A MÁSCARA
(Excerto II)
Ganhei uma máscara de presente, feia
como o diabo. Disse-me o amigo que me presenteou que ela me traria sorte.
Para agradar o presenteador, coloquei a
dita cuja na parede da minha sala. A operação pendura-máscara tomou-me quase dez
minutos entre o arrasta cadeiras, o trepa e destrepa, e o confere a posição,
mas finalmente a cara foi gloriosamente afixada.
Após descer cuidadosamente da cadeira,
para não arriscar um tombo e começar a descrer das propriedades benfazejas do
singular objeto, andei de costas até a parede oposta para melhor observar o
efeito do mais novo adorno da sala. Parei, boquiaberto ao perceber que a
máscara me piscava com o buraco do olho esquerdo.
“Que será isto?” – pensei. Talvez a
cerveja misturada com aguardente de cereja esteja fazendo efeito, talvez o
sobe-desce da cadeira me tenha deixado meio desorientado, talvez a iluminação insuficiente
estivesse a me pregar peças, talvez seja uma ilusão de ótica causada pelos
desenhos do vime trançado ou talvez – considerei com um ligeiro arrepio – este
piscar seja um polido cumprimento, uma advertência ou um aviso.
Para quebrar o encanto decidi desligar a
luz e fui para o quarto.
Tentei dormir, mas meu descanso não foi
nada tranquilo, pois aquele piscar de olho não saía da minha cabeça. Ouvia ruídos
estranhos – seria o gato afiando as unhas ou o rato vagabundo a lhe fazer
desaforo? Seria a madeira estalando no verão intenso ou algum som da natureza
produzido fora da casa?
Cansado pela emoção e pelos humores
alcoólicos consegui enfim adormecer.
Veio então o sonho vívido onde criaturas
estranhas dançavam trajando vestes de palha colorida e portando máscaras. No
meio delas, a “minha” máscara se destacava com o mesmo ar de deboche e
gargalhava, fazendo com que a tonalidade cor de esmeralda se tornasse mais
brilhante a cada grito.
A máscara sem corpo começou a se
aproximar e já não parecia estar no sonho, mas ao lado da minha cama.

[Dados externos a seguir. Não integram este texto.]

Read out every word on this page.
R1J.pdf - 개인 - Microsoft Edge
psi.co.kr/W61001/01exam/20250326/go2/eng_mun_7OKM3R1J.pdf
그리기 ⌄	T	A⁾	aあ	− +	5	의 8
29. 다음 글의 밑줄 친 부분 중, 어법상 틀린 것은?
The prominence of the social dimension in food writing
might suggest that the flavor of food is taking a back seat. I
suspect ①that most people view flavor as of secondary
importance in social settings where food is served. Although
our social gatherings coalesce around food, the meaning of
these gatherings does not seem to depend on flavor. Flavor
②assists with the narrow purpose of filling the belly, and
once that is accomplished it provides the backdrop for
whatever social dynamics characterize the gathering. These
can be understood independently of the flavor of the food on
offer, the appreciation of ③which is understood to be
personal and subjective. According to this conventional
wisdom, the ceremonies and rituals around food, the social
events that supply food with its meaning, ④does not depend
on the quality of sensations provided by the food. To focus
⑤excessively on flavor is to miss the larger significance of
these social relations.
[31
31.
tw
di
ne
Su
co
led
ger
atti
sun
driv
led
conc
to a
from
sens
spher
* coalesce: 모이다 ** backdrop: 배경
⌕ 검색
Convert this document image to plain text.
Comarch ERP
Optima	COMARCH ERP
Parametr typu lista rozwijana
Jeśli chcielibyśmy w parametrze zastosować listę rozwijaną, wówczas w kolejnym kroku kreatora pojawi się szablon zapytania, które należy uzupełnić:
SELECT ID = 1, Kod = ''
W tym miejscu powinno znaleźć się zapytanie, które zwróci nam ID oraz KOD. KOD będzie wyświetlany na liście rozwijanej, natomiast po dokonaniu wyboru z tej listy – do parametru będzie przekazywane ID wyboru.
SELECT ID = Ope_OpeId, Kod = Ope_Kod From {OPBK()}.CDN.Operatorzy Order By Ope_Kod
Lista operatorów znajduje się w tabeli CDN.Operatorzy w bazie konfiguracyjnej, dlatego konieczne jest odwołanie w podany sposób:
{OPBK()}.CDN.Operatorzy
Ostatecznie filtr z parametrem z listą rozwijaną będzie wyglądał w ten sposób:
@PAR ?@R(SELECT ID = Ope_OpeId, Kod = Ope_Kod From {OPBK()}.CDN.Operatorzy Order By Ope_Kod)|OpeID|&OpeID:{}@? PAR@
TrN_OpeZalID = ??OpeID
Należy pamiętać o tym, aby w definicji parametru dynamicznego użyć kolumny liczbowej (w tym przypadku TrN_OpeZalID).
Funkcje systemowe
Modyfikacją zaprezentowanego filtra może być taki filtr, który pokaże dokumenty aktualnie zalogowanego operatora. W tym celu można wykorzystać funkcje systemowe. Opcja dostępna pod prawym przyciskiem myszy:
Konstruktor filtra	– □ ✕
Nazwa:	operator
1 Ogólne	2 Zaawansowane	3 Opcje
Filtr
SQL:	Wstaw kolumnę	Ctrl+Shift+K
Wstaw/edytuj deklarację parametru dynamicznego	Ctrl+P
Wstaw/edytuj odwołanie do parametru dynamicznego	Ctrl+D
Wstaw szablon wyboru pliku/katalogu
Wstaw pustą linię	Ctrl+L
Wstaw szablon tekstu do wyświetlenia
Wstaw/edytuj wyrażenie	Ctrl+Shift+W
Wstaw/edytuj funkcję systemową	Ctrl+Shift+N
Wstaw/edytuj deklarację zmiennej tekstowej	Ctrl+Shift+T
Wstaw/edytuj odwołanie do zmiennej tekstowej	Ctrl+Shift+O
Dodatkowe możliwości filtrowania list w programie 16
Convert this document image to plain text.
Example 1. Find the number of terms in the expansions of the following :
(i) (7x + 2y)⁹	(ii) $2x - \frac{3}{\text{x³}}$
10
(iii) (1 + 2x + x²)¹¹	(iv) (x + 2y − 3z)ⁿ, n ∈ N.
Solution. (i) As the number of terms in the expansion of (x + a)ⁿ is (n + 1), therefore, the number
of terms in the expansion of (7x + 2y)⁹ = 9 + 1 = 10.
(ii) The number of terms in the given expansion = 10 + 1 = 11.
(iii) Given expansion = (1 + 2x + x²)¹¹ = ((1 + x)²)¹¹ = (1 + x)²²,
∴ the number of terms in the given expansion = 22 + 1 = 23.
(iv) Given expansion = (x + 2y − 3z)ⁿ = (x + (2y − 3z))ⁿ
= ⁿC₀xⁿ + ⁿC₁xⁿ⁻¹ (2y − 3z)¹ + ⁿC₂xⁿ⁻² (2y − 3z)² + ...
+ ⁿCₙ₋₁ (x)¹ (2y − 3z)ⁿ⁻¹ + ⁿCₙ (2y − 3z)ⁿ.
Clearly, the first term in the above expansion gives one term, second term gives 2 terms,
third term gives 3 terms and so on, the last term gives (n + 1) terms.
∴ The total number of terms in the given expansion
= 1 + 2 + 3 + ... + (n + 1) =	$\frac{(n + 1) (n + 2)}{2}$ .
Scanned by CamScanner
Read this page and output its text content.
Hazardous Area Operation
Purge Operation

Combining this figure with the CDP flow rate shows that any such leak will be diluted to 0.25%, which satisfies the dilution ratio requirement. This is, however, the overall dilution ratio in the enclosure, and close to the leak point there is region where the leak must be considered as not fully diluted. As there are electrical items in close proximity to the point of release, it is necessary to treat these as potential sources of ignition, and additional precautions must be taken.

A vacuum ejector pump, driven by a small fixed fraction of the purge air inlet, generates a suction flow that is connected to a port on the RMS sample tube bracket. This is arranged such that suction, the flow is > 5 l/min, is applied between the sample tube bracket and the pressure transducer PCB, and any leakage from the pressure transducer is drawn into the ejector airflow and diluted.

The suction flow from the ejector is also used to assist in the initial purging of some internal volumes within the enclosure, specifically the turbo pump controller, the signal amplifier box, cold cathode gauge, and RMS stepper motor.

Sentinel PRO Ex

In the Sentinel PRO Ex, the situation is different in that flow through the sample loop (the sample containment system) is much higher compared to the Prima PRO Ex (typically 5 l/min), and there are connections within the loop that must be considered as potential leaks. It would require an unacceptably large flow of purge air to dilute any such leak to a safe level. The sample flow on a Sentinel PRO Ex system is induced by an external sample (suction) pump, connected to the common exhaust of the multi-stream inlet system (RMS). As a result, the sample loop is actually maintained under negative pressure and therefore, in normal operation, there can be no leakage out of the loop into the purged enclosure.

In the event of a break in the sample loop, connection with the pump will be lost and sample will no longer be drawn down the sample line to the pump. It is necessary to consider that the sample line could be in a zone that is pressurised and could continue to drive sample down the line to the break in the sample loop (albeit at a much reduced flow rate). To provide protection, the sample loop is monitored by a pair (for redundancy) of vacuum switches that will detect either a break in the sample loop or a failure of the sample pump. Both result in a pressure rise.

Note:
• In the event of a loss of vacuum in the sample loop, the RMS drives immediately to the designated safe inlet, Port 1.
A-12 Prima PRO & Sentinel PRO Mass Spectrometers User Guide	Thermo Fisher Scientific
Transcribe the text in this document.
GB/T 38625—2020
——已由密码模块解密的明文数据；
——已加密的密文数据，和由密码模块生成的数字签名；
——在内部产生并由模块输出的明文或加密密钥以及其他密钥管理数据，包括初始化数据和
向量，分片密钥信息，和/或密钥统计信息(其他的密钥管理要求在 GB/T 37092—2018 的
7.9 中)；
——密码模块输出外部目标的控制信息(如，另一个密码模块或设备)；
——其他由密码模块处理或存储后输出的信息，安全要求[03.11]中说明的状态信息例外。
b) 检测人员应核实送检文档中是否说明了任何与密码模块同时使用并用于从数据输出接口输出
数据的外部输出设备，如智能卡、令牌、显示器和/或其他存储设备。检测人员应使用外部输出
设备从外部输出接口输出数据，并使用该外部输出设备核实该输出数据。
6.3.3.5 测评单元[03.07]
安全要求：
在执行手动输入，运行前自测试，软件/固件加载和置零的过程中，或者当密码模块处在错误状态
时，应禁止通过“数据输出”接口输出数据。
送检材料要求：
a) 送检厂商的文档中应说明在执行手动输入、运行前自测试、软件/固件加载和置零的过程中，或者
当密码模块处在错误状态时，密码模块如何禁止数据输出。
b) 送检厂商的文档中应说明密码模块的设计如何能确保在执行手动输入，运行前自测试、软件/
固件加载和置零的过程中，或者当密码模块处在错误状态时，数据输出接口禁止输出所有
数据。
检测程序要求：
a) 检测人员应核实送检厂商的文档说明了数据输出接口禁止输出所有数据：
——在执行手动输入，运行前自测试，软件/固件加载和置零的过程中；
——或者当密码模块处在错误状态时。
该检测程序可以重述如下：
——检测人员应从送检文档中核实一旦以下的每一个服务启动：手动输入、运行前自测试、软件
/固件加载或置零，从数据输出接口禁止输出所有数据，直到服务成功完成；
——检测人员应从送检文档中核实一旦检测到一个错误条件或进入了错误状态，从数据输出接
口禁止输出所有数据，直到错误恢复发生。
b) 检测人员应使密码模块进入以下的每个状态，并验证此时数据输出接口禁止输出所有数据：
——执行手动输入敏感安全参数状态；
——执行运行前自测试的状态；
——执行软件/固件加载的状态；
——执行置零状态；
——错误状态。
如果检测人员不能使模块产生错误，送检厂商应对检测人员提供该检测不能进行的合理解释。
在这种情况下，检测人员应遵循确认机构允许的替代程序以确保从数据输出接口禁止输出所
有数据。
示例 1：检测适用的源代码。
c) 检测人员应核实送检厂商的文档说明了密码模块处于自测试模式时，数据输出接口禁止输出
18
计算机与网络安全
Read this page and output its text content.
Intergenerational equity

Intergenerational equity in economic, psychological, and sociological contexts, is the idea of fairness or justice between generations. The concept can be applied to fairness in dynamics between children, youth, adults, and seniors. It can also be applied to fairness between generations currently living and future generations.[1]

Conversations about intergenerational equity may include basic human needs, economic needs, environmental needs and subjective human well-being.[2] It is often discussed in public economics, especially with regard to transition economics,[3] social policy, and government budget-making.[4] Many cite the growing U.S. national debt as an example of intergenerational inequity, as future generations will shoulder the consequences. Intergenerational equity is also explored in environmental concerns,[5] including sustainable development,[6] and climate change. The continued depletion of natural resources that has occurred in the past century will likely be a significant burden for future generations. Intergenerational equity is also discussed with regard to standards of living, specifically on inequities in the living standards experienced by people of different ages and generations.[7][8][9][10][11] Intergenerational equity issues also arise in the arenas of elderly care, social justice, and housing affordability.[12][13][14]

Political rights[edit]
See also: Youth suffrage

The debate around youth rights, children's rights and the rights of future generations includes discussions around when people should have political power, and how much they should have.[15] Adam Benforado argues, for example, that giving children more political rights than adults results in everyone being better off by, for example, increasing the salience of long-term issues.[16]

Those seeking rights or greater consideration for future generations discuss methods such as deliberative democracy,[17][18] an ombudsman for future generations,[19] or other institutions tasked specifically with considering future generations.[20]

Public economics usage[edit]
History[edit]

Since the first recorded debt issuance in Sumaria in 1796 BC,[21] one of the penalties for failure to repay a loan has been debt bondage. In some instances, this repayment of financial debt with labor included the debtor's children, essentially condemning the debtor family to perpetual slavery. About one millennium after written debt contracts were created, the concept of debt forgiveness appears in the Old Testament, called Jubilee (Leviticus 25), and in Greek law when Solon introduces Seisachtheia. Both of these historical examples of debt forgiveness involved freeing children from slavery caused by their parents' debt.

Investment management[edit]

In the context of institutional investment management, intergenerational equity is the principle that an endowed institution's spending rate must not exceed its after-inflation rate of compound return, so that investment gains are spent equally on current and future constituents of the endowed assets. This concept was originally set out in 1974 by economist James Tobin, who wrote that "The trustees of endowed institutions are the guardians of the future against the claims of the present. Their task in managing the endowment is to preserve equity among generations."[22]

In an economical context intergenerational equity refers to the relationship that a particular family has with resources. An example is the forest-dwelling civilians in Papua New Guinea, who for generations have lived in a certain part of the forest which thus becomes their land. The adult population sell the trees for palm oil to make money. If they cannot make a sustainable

A gargalhada ficou mais forte, e seu som
lembrava o cacarejar de um galo.
-0-0-0-
Acordei num sobressalto, ainda de
madrugada, e de fato um galo cantava na vizinhança.
Revirei-me na cama durante longos
minutos sem saber se tentava dormir de novo ou se atendia o desejo de voltar
para a sala para ver como estavam as coisas com meu estranho hóspede.
Decidi por voltar para a sala, onde escancarei
a janela gigante, daquelas de duas folhas. Olhei para a parede onde afixara a
máscara, mas ela não estava mais lá! Ela agora estava na parede oposta, com a
expressão preocupada de quem passara a noite inteira coletando más notícias.
Foi quando o telefone tocou.
Do outro lado da linha veio a informação
pausada e em tom grave de que o amigo que me dera a carantonha de presente
havia falecido na madrugada, vítima de um acidente de trânsito.